An important qualification should be raised here. We are not just advocating simple employee retention. It is
well known that some employees stay with a company because they have no other
viable options, or they feel they owe the company or certain people in the
company, or they feel locked in with the proverbial "golden
handcuffs." But let's face it: some of those employees, while retained, are
organizational dead weight. They are warm bodies that have shown up for the
last 10 years but are average or minimal performers at best. They are not
staying with the company because they want to, they are staying because they
feel they have to. There is a huge difference. In fact, employees sticking
around because they have to (technically called continuance commitment), may
give lackluster customer service, or even worse, "bad-mouth" the
organization to customers.
So, the kind of commitment and loyalty we are talking about here is based on a true desire to stay, an
almost feeling-based attachment or bond to the company (technically called affective
commitment). When employees stick around as a natural manifestation of that
kind of attitude, then it is likely that customers will be served in all the
previously described ways that build customer satisfaction and loyalty. It just
makes sense. Strong commitment to the organization motivates employees to work
hard and to perform and behave in ways that are highly meaningful and helpful
to customers. And, the manifestation of these customer-enhancing behaviors by
loyal employees will be especially strong when an organization has an explicit, internally
well-communicated strategic focus on serving customers.
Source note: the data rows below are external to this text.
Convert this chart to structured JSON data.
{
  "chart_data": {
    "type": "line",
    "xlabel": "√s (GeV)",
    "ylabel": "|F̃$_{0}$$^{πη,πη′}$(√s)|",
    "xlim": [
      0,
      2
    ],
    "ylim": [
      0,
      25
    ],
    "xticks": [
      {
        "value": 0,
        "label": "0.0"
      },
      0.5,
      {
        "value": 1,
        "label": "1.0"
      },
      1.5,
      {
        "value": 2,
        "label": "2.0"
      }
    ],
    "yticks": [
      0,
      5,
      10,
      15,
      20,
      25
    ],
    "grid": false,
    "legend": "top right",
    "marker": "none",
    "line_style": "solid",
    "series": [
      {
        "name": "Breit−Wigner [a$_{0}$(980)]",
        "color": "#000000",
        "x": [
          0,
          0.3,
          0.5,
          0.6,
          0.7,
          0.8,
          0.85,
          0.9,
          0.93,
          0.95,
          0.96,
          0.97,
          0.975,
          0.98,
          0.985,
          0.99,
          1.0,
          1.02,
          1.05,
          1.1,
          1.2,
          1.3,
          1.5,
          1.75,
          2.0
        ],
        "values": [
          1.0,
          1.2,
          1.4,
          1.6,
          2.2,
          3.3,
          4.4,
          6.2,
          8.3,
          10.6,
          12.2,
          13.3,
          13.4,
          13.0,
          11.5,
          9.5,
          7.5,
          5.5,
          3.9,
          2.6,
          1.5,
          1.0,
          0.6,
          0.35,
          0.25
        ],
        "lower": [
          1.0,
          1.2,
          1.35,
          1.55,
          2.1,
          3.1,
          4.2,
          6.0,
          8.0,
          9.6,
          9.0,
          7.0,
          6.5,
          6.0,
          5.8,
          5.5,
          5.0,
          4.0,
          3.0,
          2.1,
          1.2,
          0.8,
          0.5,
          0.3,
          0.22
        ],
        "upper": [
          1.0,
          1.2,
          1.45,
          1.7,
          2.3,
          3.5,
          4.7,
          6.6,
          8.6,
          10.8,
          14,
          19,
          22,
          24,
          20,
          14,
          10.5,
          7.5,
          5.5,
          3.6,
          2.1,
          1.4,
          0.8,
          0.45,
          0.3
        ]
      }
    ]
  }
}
One of the key takeaway implications of these concepts for organizations is the
need to simultaneously leverage the power of employee and customer information. It
is time to break down organizational barriers between isolated and
disconnected departments, data sources, research efforts, and continuous
improvement planning/initiatives that now exist in separated organizational
silos. The employee-customer system should be managed as a unified whole to
strategically leverage the linked information. That goal needs to influence the
way customer and employee research is designed, analyzed, interpreted, and acted
upon. While there are obvious methodological, organizational, and operational
challenges here, the payoff for doing so is also obvious: an organization
strategically managing the employee-customer-profitability chain to help
achieve sustainable enhanced business success - all built on the solid interconnected
base of loyal employees and customers.